La situazione nel Lazio sta via via esplodendo e non soltanto perché nelle ultime 24 ore i contagi sono stati nella Capitale 1.180 contro i 728 di una settimana fa.

Sono circa 400 i pazienti positivi che attendono un posto letto e adesso sono “ricoverati” o nelle sale dei pronto soccorso (la stragrande maggioranza) oppure nelle ambulanze, una cinquantina, ferma davanti ai principali nosocomi romani.

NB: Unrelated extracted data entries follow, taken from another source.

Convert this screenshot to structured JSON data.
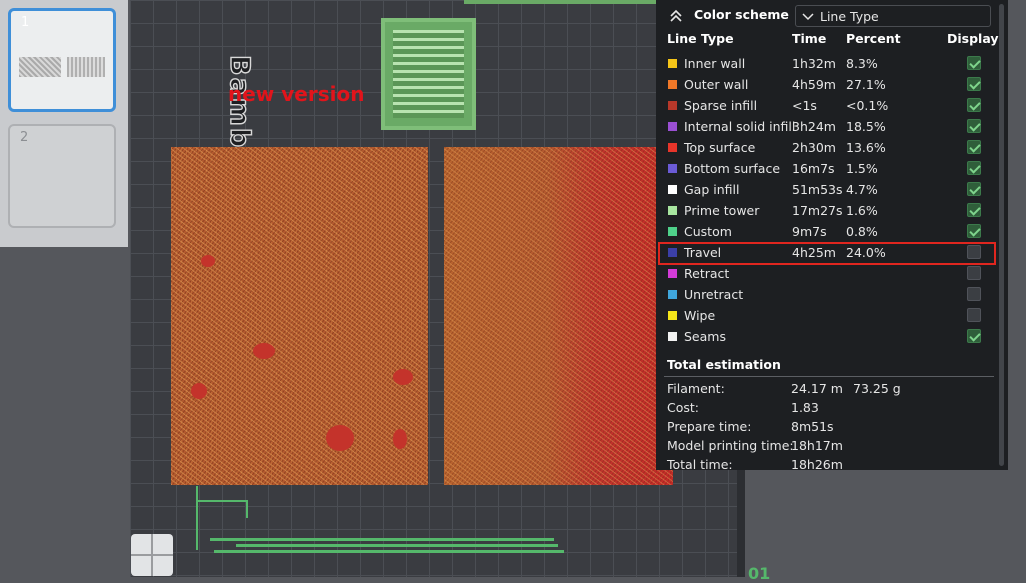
{
  "plates": [
    {
      "number": "1",
      "selected": true
    },
    {
      "number": "2",
      "selected": false
    }
  ],
  "plate": {
    "label": "Bambu Cool Plate",
    "annotation": "new version",
    "annotation_color": "#e1141b"
  },
  "panel": {
    "scheme_label": "Color scheme",
    "scheme_value": "Line Type",
    "columns": {
      "type": "Line Type",
      "time": "Time",
      "percent": "Percent",
      "display": "Display"
    },
    "rows": [
      {
        "name": "Inner wall",
        "time": "1h32m",
        "percent": "8.3%",
        "color": "#f5c518",
        "display": true
      },
      {
        "name": "Outer wall",
        "time": "4h59m",
        "percent": "27.1%",
        "color": "#f07828",
        "display": true
      },
      {
        "name": "Sparse infill",
        "time": "<1s",
        "percent": "<0.1%",
        "color": "#b8382a",
        "display": true
      },
      {
        "name": "Internal solid infill",
        "time": "3h24m",
        "percent": "18.5%",
        "color": "#9a4fd3",
        "display": true
      },
      {
        "name": "Top surface",
        "time": "2h30m",
        "percent": "13.6%",
        "color": "#e8352a",
        "display": true
      },
      {
        "name": "Bottom surface",
        "time": "16m7s",
        "percent": "1.5%",
        "color": "#6b5bd6",
        "display": true
      },
      {
        "name": "Gap infill",
        "time": "51m53s",
        "percent": "4.7%",
        "color": "#ffffff",
        "display": true
      },
      {
        "name": "Prime tower",
        "time": "17m27s",
        "percent": "1.6%",
        "color": "#a8e6a0",
        "display": true
      },
      {
        "name": "Custom",
        "time": "9m7s",
        "percent": "0.8%",
        "color": "#4fd18a",
        "display": true
      },
      {
        "name": "Travel",
        "time": "4h25m",
        "percent": "24.0%",
        "color": "#3b3fa8",
        "display": false,
        "highlighted": true
      },
      {
        "name": "Retract",
        "time": "",
        "percent": "",
        "color": "#d43bd8",
        "display": false
      },
      {
        "name": "Unretract",
        "time": "",
        "percent": "",
        "color": "#3fa6dc",
        "display": false
      },
      {
        "name": "Wipe",
        "time": "",
        "percent": "",
        "color": "#f5e61a",
        "display": false
      },
      {
        "name": "Seams",
        "time": "",
        "percent": "",
        "color": "#f2f2f2",
        "display": true
      }
    ],
    "estimation": {
      "title": "Total estimation",
      "filament_label": "Filament:",
      "filament_length": "24.17 m",
      "filament_weight": "73.25 g",
      "cost_label": "Cost:",
      "cost_value": "1.83",
      "prepare_label": "Prepare time:",
      "prepare_value": "8m51s",
      "model_label": "Model printing time:",
      "model_value": "18h17m",
      "total_label": "Total time:",
      "total_value": "18h26m"
    }
  },
  "bottom_mark": "01",
  "icons": {
    "collapse": "double-chevron-up-icon",
    "dropdown": "chevron-down-icon",
    "checkbox": "checkmark-icon"
  }
}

Se non bastasse c’è da fare i conti con un migliaio, secondo la Cisl, di medici, infermieri e operatori sociosanitari che si sono ammalati o sono in autoisolamento in tutta la Regione e che rendono più complesso garantire alle strutture di coprire tutti i turni.

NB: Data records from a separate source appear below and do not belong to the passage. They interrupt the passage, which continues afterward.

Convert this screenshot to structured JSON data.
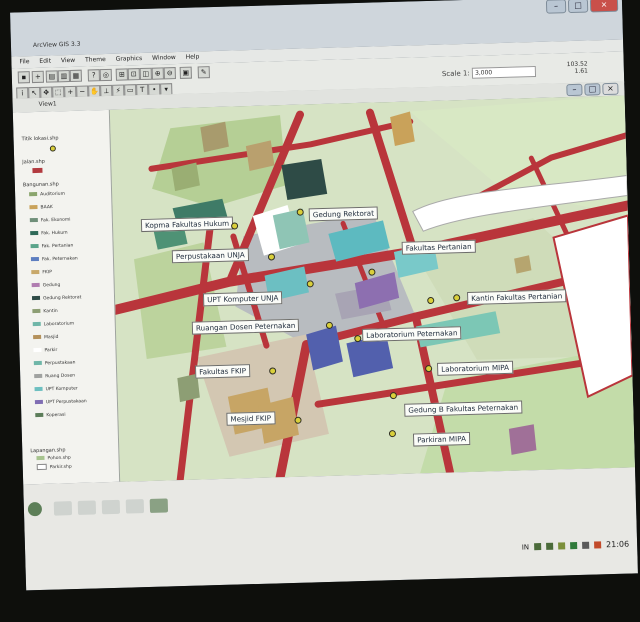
{
  "app": {
    "title": "ArcView GIS 3.3"
  },
  "window_controls": {
    "minimize": "–",
    "maximize": "□",
    "close": "×"
  },
  "menu": [
    "File",
    "Edit",
    "View",
    "Theme",
    "Graphics",
    "Window",
    "Help"
  ],
  "toolbar": {
    "scale_label": "Scale 1:",
    "scale_value": "3,000",
    "coords_top": "103.52",
    "coords_bottom": "1.61"
  },
  "view": {
    "title": "View1"
  },
  "table_of_contents": {
    "themes": [
      {
        "name": "Titik lokasi.shp"
      },
      {
        "name": "Jalan.shp"
      },
      {
        "name": "Bangunan.shp"
      }
    ],
    "legend": [
      {
        "label": "Auditorium",
        "color": "#8aa56d"
      },
      {
        "label": "BAAK",
        "color": "#c9a25a"
      },
      {
        "label": "Fak. Ekonomi",
        "color": "#6f8f79"
      },
      {
        "label": "Fak. Hukum",
        "color": "#2f6a58"
      },
      {
        "label": "Fak. Pertanian",
        "color": "#5aa48a"
      },
      {
        "label": "Fak. Peternakan",
        "color": "#5d7ec0"
      },
      {
        "label": "FKIP",
        "color": "#c8a86a"
      },
      {
        "label": "Gedung",
        "color": "#b07cb0"
      },
      {
        "label": "Gedung Rektorat",
        "color": "#2e4b46"
      },
      {
        "label": "Kantin",
        "color": "#8d9e74"
      },
      {
        "label": "Laboratorium",
        "color": "#6fb6a8"
      },
      {
        "label": "Masjid",
        "color": "#b4915b"
      },
      {
        "label": "Parkir",
        "color": "#ffffff"
      },
      {
        "label": "Perpustakaan",
        "color": "#6fb6a8"
      },
      {
        "label": "Ruang Dosen",
        "color": "#a0a2a0"
      },
      {
        "label": "UPT Komputer",
        "color": "#6dbfc0"
      },
      {
        "label": "UPT Perpustakaan",
        "color": "#7f6db3"
      },
      {
        "label": "Koperasi",
        "color": "#5c7d5a"
      }
    ],
    "extra_themes": [
      {
        "name": "Lapangan.shp"
      },
      {
        "name": "Pohon.shp"
      },
      {
        "name": "Parkir.shp"
      }
    ]
  },
  "map": {
    "labels": [
      "Gedung Rektorat",
      "Kopma Fakultas Hukum",
      "Perpustakaan UNJA",
      "Fakultas Pertanian",
      "UPT Komputer UNJA",
      "Kantin Fakultas Pertanian",
      "Ruangan Dosen Peternakan",
      "Laboratorium Peternakan",
      "Fakultas FKIP",
      "Laboratorium MIPA",
      "Gedung B Fakultas Peternakan",
      "Mesjid FKIP",
      "Parkiran MIPA"
    ]
  },
  "taskbar": {
    "clock": "21:06",
    "lang": "IN"
  }
}
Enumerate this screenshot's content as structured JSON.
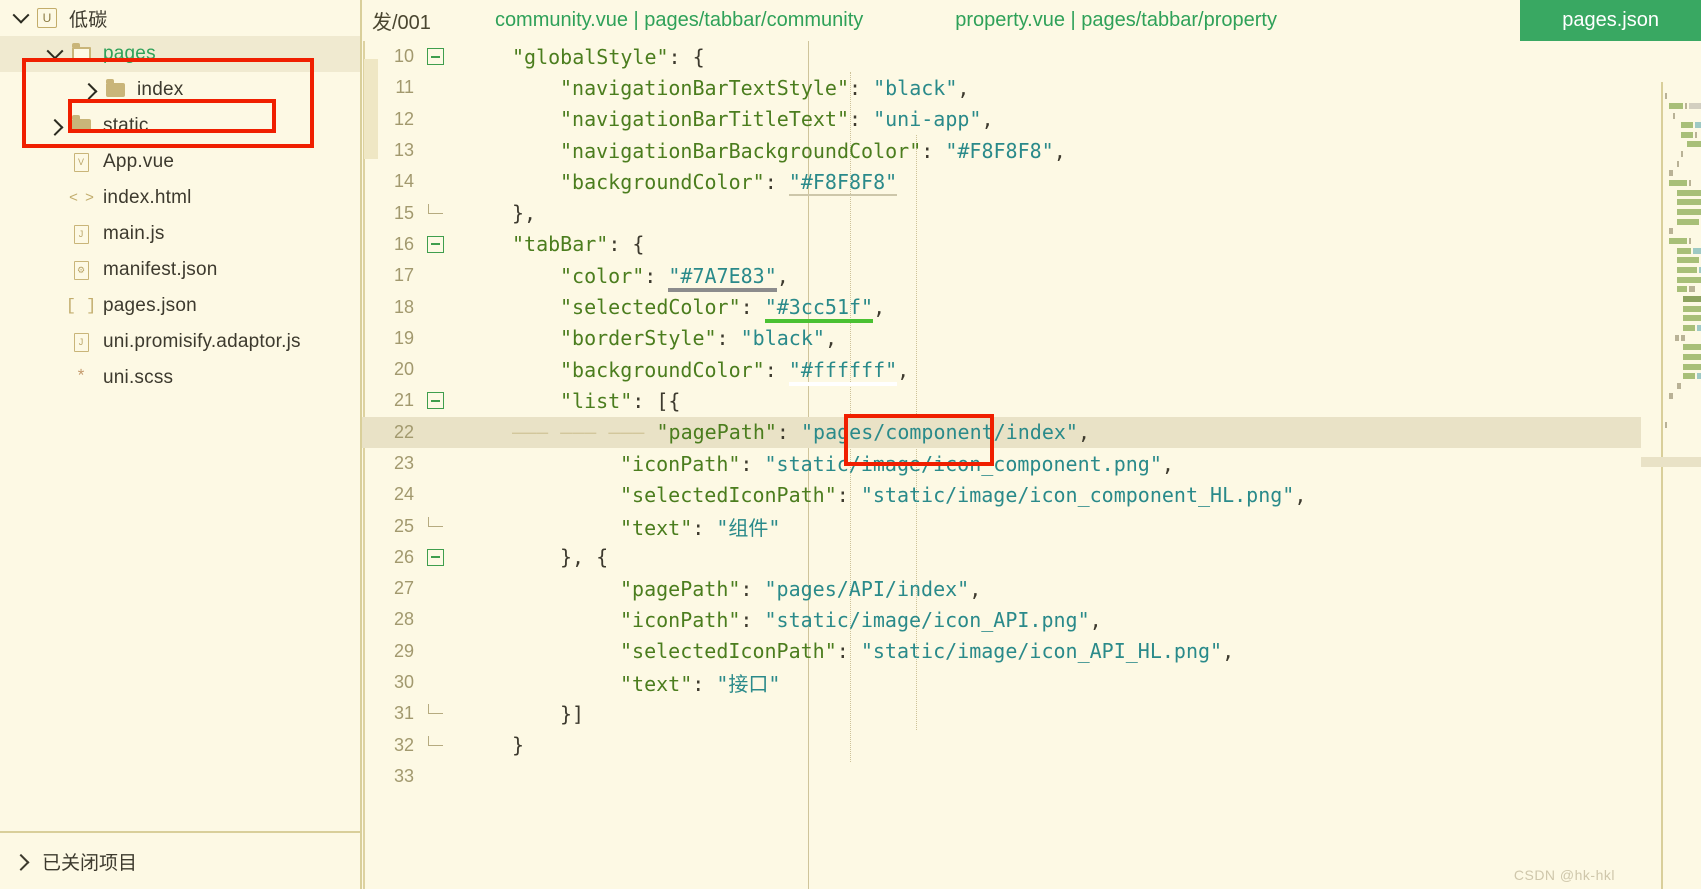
{
  "sidebar": {
    "project": {
      "label": "低碳",
      "icon": "uniapp-logo-icon",
      "expanded_icon": "chevron-down-icon"
    },
    "items": [
      {
        "label": "pages",
        "icon": "folder-open-icon",
        "twisty": "chevron-down-icon",
        "depth": 1,
        "selected": true,
        "highlight": true
      },
      {
        "label": "index",
        "icon": "folder-icon",
        "twisty": "chevron-right-icon",
        "depth": 2,
        "selected": false,
        "highlight": false
      },
      {
        "label": "static",
        "icon": "folder-icon",
        "twisty": "chevron-right-icon",
        "depth": 1,
        "selected": false,
        "highlight": false
      },
      {
        "label": "App.vue",
        "icon": "vue-file-icon",
        "twisty": "",
        "depth": 2,
        "selected": false,
        "highlight": false
      },
      {
        "label": "index.html",
        "icon": "html-file-icon",
        "twisty": "",
        "depth": 2,
        "selected": false,
        "highlight": false
      },
      {
        "label": "main.js",
        "icon": "js-file-icon",
        "twisty": "",
        "depth": 2,
        "selected": false,
        "highlight": false
      },
      {
        "label": "manifest.json",
        "icon": "manifest-file-icon",
        "twisty": "",
        "depth": 2,
        "selected": false,
        "highlight": false
      },
      {
        "label": "pages.json",
        "icon": "json-file-icon",
        "twisty": "",
        "depth": 2,
        "selected": false,
        "highlight": false
      },
      {
        "label": "uni.promisify.adaptor.js",
        "icon": "js-file-icon",
        "twisty": "",
        "depth": 2,
        "selected": false,
        "highlight": false
      },
      {
        "label": "uni.scss",
        "icon": "sass-file-icon",
        "twisty": "",
        "depth": 2,
        "selected": false,
        "highlight": false
      }
    ],
    "closed_projects": {
      "label": "已关闭项目",
      "twisty": "chevron-right-icon"
    }
  },
  "tabs": [
    {
      "label": "发/001",
      "active": false,
      "kind": "truncated"
    },
    {
      "label": "community.vue | pages/tabbar/community",
      "active": false,
      "kind": "normal"
    },
    {
      "label": "property.vue | pages/tabbar/property",
      "active": false,
      "kind": "normal"
    },
    {
      "label": "pages.json",
      "active": true,
      "kind": "normal"
    }
  ],
  "editor": {
    "current_line": 22,
    "first_line": 10,
    "last_line": 33,
    "lines": [
      {
        "n": 10,
        "fold": "minus",
        "indent": 1,
        "text": "\"globalStyle\": {"
      },
      {
        "n": 11,
        "fold": "",
        "indent": 2,
        "text": "\"navigationBarTextStyle\": \"black\","
      },
      {
        "n": 12,
        "fold": "",
        "indent": 2,
        "text": "\"navigationBarTitleText\": \"uni-app\","
      },
      {
        "n": 13,
        "fold": "",
        "indent": 2,
        "text": "\"navigationBarBackgroundColor\": \"#F8F8F8\","
      },
      {
        "n": 14,
        "fold": "",
        "indent": 2,
        "text": "\"backgroundColor\": \"#F8F8F8\""
      },
      {
        "n": 15,
        "fold": "end",
        "indent": 1,
        "text": "},"
      },
      {
        "n": 16,
        "fold": "minus",
        "indent": 1,
        "text": "\"tabBar\": {"
      },
      {
        "n": 17,
        "fold": "",
        "indent": 2,
        "text": "\"color\": \"#7A7E83\","
      },
      {
        "n": 18,
        "fold": "",
        "indent": 2,
        "text": "\"selectedColor\": \"#3cc51f\","
      },
      {
        "n": 19,
        "fold": "",
        "indent": 2,
        "text": "\"borderStyle\": \"black\","
      },
      {
        "n": 20,
        "fold": "",
        "indent": 2,
        "text": "\"backgroundColor\": \"#ffffff\","
      },
      {
        "n": 21,
        "fold": "minus",
        "indent": 2,
        "text": "\"list\": [{"
      },
      {
        "n": 22,
        "fold": "",
        "indent": 3,
        "text": "\"pagePath\": \"pages/component/index\","
      },
      {
        "n": 23,
        "fold": "",
        "indent": 3,
        "text": "\"iconPath\": \"static/image/icon_component.png\","
      },
      {
        "n": 24,
        "fold": "",
        "indent": 3,
        "text": "\"selectedIconPath\": \"static/image/icon_component_HL.png\","
      },
      {
        "n": 25,
        "fold": "end",
        "indent": 3,
        "text": "\"text\": \"组件\""
      },
      {
        "n": 26,
        "fold": "minus",
        "indent": 2,
        "text": "}, {"
      },
      {
        "n": 27,
        "fold": "",
        "indent": 3,
        "text": "\"pagePath\": \"pages/API/index\","
      },
      {
        "n": 28,
        "fold": "",
        "indent": 3,
        "text": "\"iconPath\": \"static/image/icon_API.png\","
      },
      {
        "n": 29,
        "fold": "",
        "indent": 3,
        "text": "\"selectedIconPath\": \"static/image/icon_API_HL.png\","
      },
      {
        "n": 30,
        "fold": "",
        "indent": 3,
        "text": "\"text\": \"接口\""
      },
      {
        "n": 31,
        "fold": "end",
        "indent": 2,
        "text": "}]"
      },
      {
        "n": 32,
        "fold": "end",
        "indent": 1,
        "text": "}"
      },
      {
        "n": 33,
        "fold": "",
        "indent": 0,
        "text": ""
      }
    ],
    "color_swatches": [
      {
        "line": 17,
        "value": "#7A7E83"
      },
      {
        "line": 18,
        "value": "#3cc51f"
      },
      {
        "line": 20,
        "value": "#ffffff"
      }
    ]
  },
  "annotations": [
    {
      "name": "pages-folder-highlight",
      "shape": "rect"
    },
    {
      "name": "index-folder-highlight",
      "shape": "rect"
    },
    {
      "name": "component-path-highlight",
      "shape": "rect"
    }
  ],
  "watermark": "CSDN @hk-hkl",
  "colors": {
    "background": "#fdf9e4",
    "accent_green": "#39a862",
    "tab_text_green": "#2fa159",
    "key_green": "#4b7d1e",
    "string_teal": "#2a8a8a",
    "annotation_red": "#f01f00",
    "current_line": "#e9e2c6"
  }
}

L’assessore alla Sanità, Alessio D’Amato, continua a tranquillizzare che gli ospedali reggono ancora e con i suoi uffici sta studiando se aprire altri Covid center (in quest’ottica si guarderebbe al Città di Roma). Ma alcune grandi strutture sono già sature. «A Tor Vergata - segnala Chierchia - gli operatori ci hanno fatto sapere che il pronto soccorso non è attrezzato e che la direzione avrebbe già trasformato un blocco operatorio in un reparto Covid. Il San Camillo non ha tutti i posti che dovrebbe aprire e lo stesso sta avvenendo anche al Policlinico Umberto I, dove ogni giorno si creano nuovi letti per affrontare la pandemia». Secondo Antonio Magi, la soluzione «è soltanto quello di ampliare l’assistenza domiciliare. Ma servono gli uomini: per esempio le Uscar, le unità operative della Regione, sono guidate da bravissimi colleghi di medicina generale, che a loro volta dirigono il lavoro di tanti giovanissimi e volenterosi medici. Ma il reclutamento di nuovi sanitari non sta portando i risultati sperati».